Winner : Charles Goodwin Sands Memorial Thesis Award for exceptional merit in architecture
Nomination : Michael Rapuano Memorial Award for design excellence
Research Study : Hunter R. Rawlings III Cornell Presidential Research Scholarship
On May 29th, 1993, four Neo-Nazi skinheads set ablaze the freestanding home of the Genç family in Solingen, Germany killing five and maiming fourteen of its residents. With buildings set ablaze, the thesis reevaluates the architectural conception of the signifier over the signified, building as body’s corporeal obliteration, Postmodernism’s assertions of form as meaning, and site’s simultaneous temporal disassociation and contextual-specificity. The thesis uses arson as a method of destruction to formulate a reconstructed architecture, an architecture that will confront the possibilities of meaning without monumentalizing, deconstruction without absolute abstraction, and memory without recapitulation.

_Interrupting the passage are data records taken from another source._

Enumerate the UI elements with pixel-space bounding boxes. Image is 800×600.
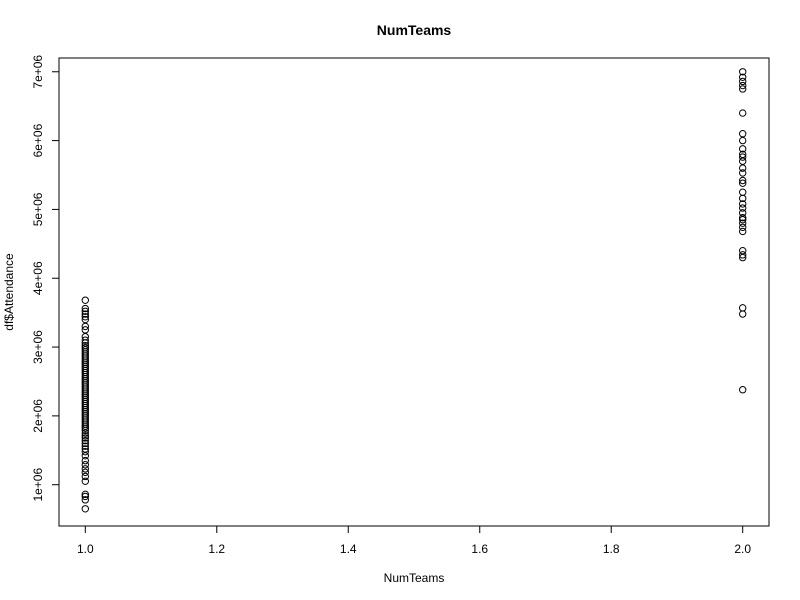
y-axis: 1e+06 2e+06 3e+06 4e+06 5e+06 6e+06 7e+06 <box>31 55 60 502</box>
data-point <box>81 434 89 442</box>
data-point <box>739 169 747 177</box>
data-point <box>739 219 747 227</box>
x-axis: 1.0 1.2 1.4 1.6 1.8 2.0 <box>77 525 751 556</box>
data-point <box>739 153 747 161</box>
data-point <box>81 456 89 465</box>
data-point <box>739 85 747 93</box>
x-tick-label: 1.4 <box>340 542 357 556</box>
data-point <box>81 505 89 513</box>
data-point <box>81 477 89 485</box>
data-point <box>81 468 89 477</box>
x-tick-label: 1.6 <box>471 542 488 556</box>
data-point <box>81 326 89 334</box>
x-tick-label: 1.2 <box>208 542 225 556</box>
data-point <box>739 247 747 255</box>
data-point <box>739 130 747 138</box>
data-points <box>81 68 747 513</box>
data-point <box>81 310 89 318</box>
data-point <box>739 204 747 212</box>
data-point <box>739 145 747 153</box>
data-point <box>739 209 747 217</box>
data-point <box>81 296 89 304</box>
data-point <box>739 310 747 318</box>
data-point <box>81 465 89 473</box>
data-point <box>739 77 747 86</box>
data-point <box>81 341 89 350</box>
data-point <box>739 200 747 208</box>
data-point <box>739 188 747 196</box>
chart-title: NumTeams <box>377 22 452 38</box>
data-point <box>81 472 89 481</box>
data-point <box>739 81 747 90</box>
y-tick-label: 5e+06 <box>31 192 45 226</box>
data-point <box>81 492 89 501</box>
data-point <box>739 179 747 187</box>
data-point <box>739 136 747 145</box>
data-point <box>739 227 747 236</box>
x-tick-label: 2.0 <box>734 542 751 556</box>
data-point <box>81 490 89 499</box>
data-point <box>81 445 89 453</box>
data-point <box>81 307 89 315</box>
data-point <box>739 213 747 222</box>
data-point <box>739 251 747 259</box>
data-point <box>81 461 89 469</box>
data-point <box>739 386 747 394</box>
y-tick-label: 4e+06 <box>31 261 45 295</box>
data-point <box>81 439 89 448</box>
data-point <box>81 447 89 456</box>
data-point <box>739 176 747 185</box>
y-tick-label: 2e+06 <box>31 399 45 433</box>
data-point <box>739 109 747 117</box>
data-point <box>739 223 747 232</box>
data-point <box>81 315 89 324</box>
y-tick-label: 7e+06 <box>31 55 45 89</box>
y-tick-label: 3e+06 <box>31 330 45 364</box>
data-point <box>739 73 747 81</box>
data-point <box>81 496 89 504</box>
x-tick-label: 1.0 <box>77 542 94 556</box>
y-axis-label: df$Attendance <box>2 253 16 331</box>
data-point <box>739 150 747 159</box>
data-point <box>81 344 89 352</box>
data-point <box>739 304 747 312</box>
y-tick-label: 6e+06 <box>31 123 45 157</box>
data-point <box>81 432 89 440</box>
data-point <box>81 313 89 321</box>
data-point <box>739 164 747 172</box>
data-point <box>81 304 89 313</box>
data-point <box>81 336 89 344</box>
data-point <box>81 442 89 450</box>
y-tick-label: 1e+06 <box>31 468 45 502</box>
x-tick-label: 1.8 <box>603 542 620 556</box>
data-point <box>81 436 89 445</box>
data-point <box>739 68 747 76</box>
plot-frame <box>58 57 770 527</box>
x-axis-label: NumTeams <box>384 571 445 585</box>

The historical case study of the Genç home initiates a way of looking at an incident backwards—taking a still frame from the available media documentation and resolving its Zwischenzeit, “between-time”, states. Both as a representational tool and an argument for pragmatic deconstruction in the final interventions, the redrawing of the house serves to suspend time, space, object, and phenomenology of the arson.